The aunt was stunned.  This hermit mentioned reading in a spiritual book [The Ladder of Divine Ascent] that to hold on to past hurts is to keep malice in and be chained to bitterness.  Just because family and friends have lived through with the hermit, the past years of abuse from the marriage and divorce, and the tough times rearing the children and putting much into that good, does not mean that we all should think that others do not have a right to do as they wish.  Yet, the reality now is stark.

So these tears this morning have been a mix of the very base roots of physical pain (my, how the body aches with pain!), plus some reminders of past wounds (valid enough), plus then thoughts of this hermit's sins as well as how sin causes divisions (even if we did not perpetrate the particular sins that caused the division), as well as thoughts on hope and hopelessness, helplessness and dependency on God, and finally, that death is a purposeful reality.

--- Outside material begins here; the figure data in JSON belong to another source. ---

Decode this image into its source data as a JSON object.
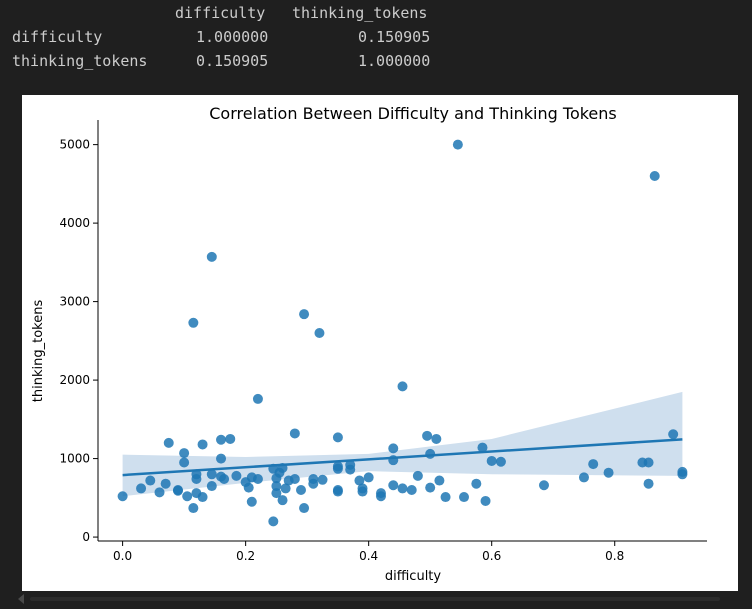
{
  "correlation_table": {
    "columns": [
      "difficulty",
      "thinking_tokens"
    ],
    "rows": [
      {
        "label": "difficulty",
        "values": [
          "1.000000",
          "0.150905"
        ]
      },
      {
        "label": "thinking_tokens",
        "values": [
          "0.150905",
          "1.000000"
        ]
      }
    ]
  },
  "colors": {
    "background": "#1f1f1f",
    "table_text": "#cccccc",
    "point": "#1f77b4",
    "regression_line": "#1f77b4",
    "confidence_band": "#cfdfee"
  },
  "chart_data": {
    "type": "scatter",
    "title": "Correlation Between Difficulty and Thinking Tokens",
    "xlabel": "difficulty",
    "ylabel": "thinking_tokens",
    "xlim": [
      -0.04,
      0.95
    ],
    "ylim": [
      -50,
      5250
    ],
    "x_ticks": [
      0.0,
      0.2,
      0.4,
      0.6,
      0.8
    ],
    "x_tick_labels": [
      "0.0",
      "0.2",
      "0.4",
      "0.6",
      "0.8"
    ],
    "y_ticks": [
      0,
      1000,
      2000,
      3000,
      4000,
      5000
    ],
    "y_tick_labels": [
      "0",
      "1000",
      "2000",
      "3000",
      "4000",
      "5000"
    ],
    "grid": false,
    "regression": {
      "x_range": [
        0.0,
        0.91
      ],
      "y_start": 790,
      "y_end": 1245,
      "ci_lower": [
        [
          0.0,
          520
        ],
        [
          0.2,
          690
        ],
        [
          0.4,
          840
        ],
        [
          0.6,
          800
        ],
        [
          0.91,
          780
        ]
      ],
      "ci_upper": [
        [
          0.0,
          1050
        ],
        [
          0.2,
          1020
        ],
        [
          0.4,
          1060
        ],
        [
          0.6,
          1250
        ],
        [
          0.91,
          1850
        ]
      ]
    },
    "points": [
      [
        0.0,
        520
      ],
      [
        0.03,
        620
      ],
      [
        0.045,
        720
      ],
      [
        0.06,
        570
      ],
      [
        0.075,
        1200
      ],
      [
        0.07,
        680
      ],
      [
        0.09,
        600
      ],
      [
        0.09,
        590
      ],
      [
        0.1,
        950
      ],
      [
        0.1,
        1070
      ],
      [
        0.105,
        520
      ],
      [
        0.115,
        370
      ],
      [
        0.115,
        2730
      ],
      [
        0.12,
        740
      ],
      [
        0.12,
        560
      ],
      [
        0.12,
        800
      ],
      [
        0.13,
        1180
      ],
      [
        0.13,
        510
      ],
      [
        0.145,
        3570
      ],
      [
        0.145,
        800
      ],
      [
        0.145,
        650
      ],
      [
        0.16,
        1240
      ],
      [
        0.16,
        1000
      ],
      [
        0.16,
        770
      ],
      [
        0.165,
        740
      ],
      [
        0.175,
        1250
      ],
      [
        0.185,
        780
      ],
      [
        0.2,
        700
      ],
      [
        0.205,
        630
      ],
      [
        0.21,
        450
      ],
      [
        0.21,
        760
      ],
      [
        0.22,
        1760
      ],
      [
        0.22,
        740
      ],
      [
        0.245,
        200
      ],
      [
        0.245,
        870
      ],
      [
        0.25,
        750
      ],
      [
        0.25,
        650
      ],
      [
        0.25,
        560
      ],
      [
        0.255,
        820
      ],
      [
        0.26,
        880
      ],
      [
        0.26,
        470
      ],
      [
        0.265,
        620
      ],
      [
        0.27,
        720
      ],
      [
        0.28,
        1320
      ],
      [
        0.28,
        740
      ],
      [
        0.29,
        600
      ],
      [
        0.295,
        2840
      ],
      [
        0.295,
        370
      ],
      [
        0.31,
        740
      ],
      [
        0.31,
        680
      ],
      [
        0.32,
        2600
      ],
      [
        0.325,
        730
      ],
      [
        0.35,
        1270
      ],
      [
        0.35,
        900
      ],
      [
        0.35,
        870
      ],
      [
        0.35,
        600
      ],
      [
        0.35,
        580
      ],
      [
        0.37,
        920
      ],
      [
        0.37,
        860
      ],
      [
        0.385,
        720
      ],
      [
        0.39,
        620
      ],
      [
        0.39,
        580
      ],
      [
        0.4,
        760
      ],
      [
        0.42,
        560
      ],
      [
        0.42,
        520
      ],
      [
        0.44,
        1130
      ],
      [
        0.44,
        980
      ],
      [
        0.44,
        660
      ],
      [
        0.455,
        1920
      ],
      [
        0.455,
        620
      ],
      [
        0.47,
        600
      ],
      [
        0.48,
        780
      ],
      [
        0.495,
        1290
      ],
      [
        0.5,
        1060
      ],
      [
        0.5,
        630
      ],
      [
        0.51,
        1250
      ],
      [
        0.515,
        720
      ],
      [
        0.525,
        510
      ],
      [
        0.545,
        5000
      ],
      [
        0.555,
        510
      ],
      [
        0.575,
        680
      ],
      [
        0.585,
        1140
      ],
      [
        0.59,
        460
      ],
      [
        0.6,
        970
      ],
      [
        0.615,
        960
      ],
      [
        0.685,
        660
      ],
      [
        0.75,
        760
      ],
      [
        0.765,
        930
      ],
      [
        0.79,
        820
      ],
      [
        0.845,
        950
      ],
      [
        0.855,
        680
      ],
      [
        0.855,
        950
      ],
      [
        0.865,
        4600
      ],
      [
        0.895,
        1310
      ],
      [
        0.91,
        830
      ],
      [
        0.91,
        800
      ]
    ]
  }
}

The hermit made another phone call to a woman who had sent a note a week ago...a lovely note!  It knew the woman and her husband would be at their adult children's for this Thanksgiving Day, but it wanted to wish them a happy day as well as say thanks for the kind note.  The hermit's voice began to crack with weeping; and those tears, left as a message for them later, came from the source of love of this friend and the fondness of her goodness.

It is time to attempt dressing and doing a bit of manual labor, but if tears continue to flow--and they can be interior tears that do not fill the eyes or wet the cheeks--they are yet tears.  The mind and will can pray that the tears increasingly fill all tributaries emptying into the river and then to the sea, as tears graduating from the lower sources to the holy tears of God as Source.  

Weep for the love of God and recognition of our lowliness, and weep that we are aliens in a  strange land, that we are not yet there but are making progress.  To weep with all aspects of body, mind, heart and soul, is to weep in humility, as one in rags on the dungheap.  This is mourning that transcends knowledge or thinking with the head.  These tears mix with His Tears and flow into eternity as one whose tears will become joyful laughter.

God bless His Real Presence in us!  Little children, let us love one another!  God Is Love!  Remain in His Love!